When the Western-themed video game Red Dead Redemption 2 launched last month, it achieved the highest-grossing opening weekend of any entertainment product ever.

Those of us who teach GCSE English resits know the value of lassoing student crazes as they gallop by, and jumping on for the ride.

As a fan of westerns myself, who as a teenager watched the brat-packed, Bon Jovi-soundtracked Young Guns movies far too many times, I didn’t need an excuse.

What became clear once I began discussing it with students was a stark gender divide: only a tiny number of girls indicated that they enjoyed Westerns.

In the classroom, loudly playing the trailer to Netflix’s western series Godless helps to bring a little balance. Merritt Wever’s kick-ass character, Mary, declaring, “We’re a lot fucking stronger than you think we are,” and pumping a shotgun caught the girls’ attention.

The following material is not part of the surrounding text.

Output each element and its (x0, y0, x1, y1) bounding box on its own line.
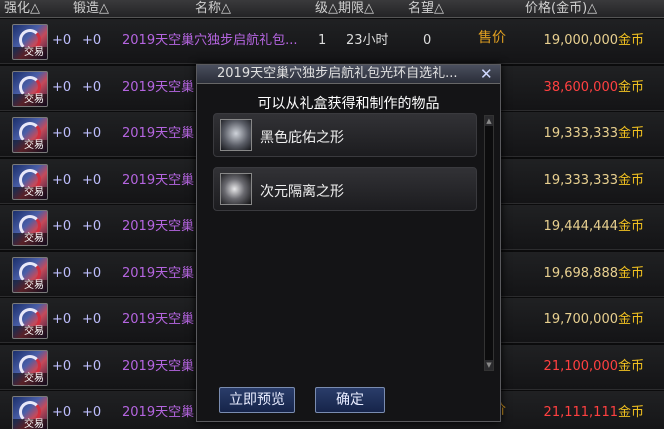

This year is the 50th anniversary of the novel True Grit, which, equally, provides plenty of scope for use in the classroom.

My resit students much preferred an extract from Stephen King’s sort-of-western Wizard and Glass. But there we’re back to women as witches, at worst, and sacrifices on the altar of male character development, at best.

What all of this does highlight though is the enormous freedom of the 9-1 English language specification. And there’s just something about Red Dead Redemption 2 that speaks to me as a teacher.

In 1899, the Old West is disappearing and Arthur Morgan is on the run. Like Morgan, there are some of us who want to keep the wild freedom alive as long as possible.

We’ll keep moving, looking for any last unexploited means to keep the creativity and joy in English in the face of the industrialists’ clamour for functionalism.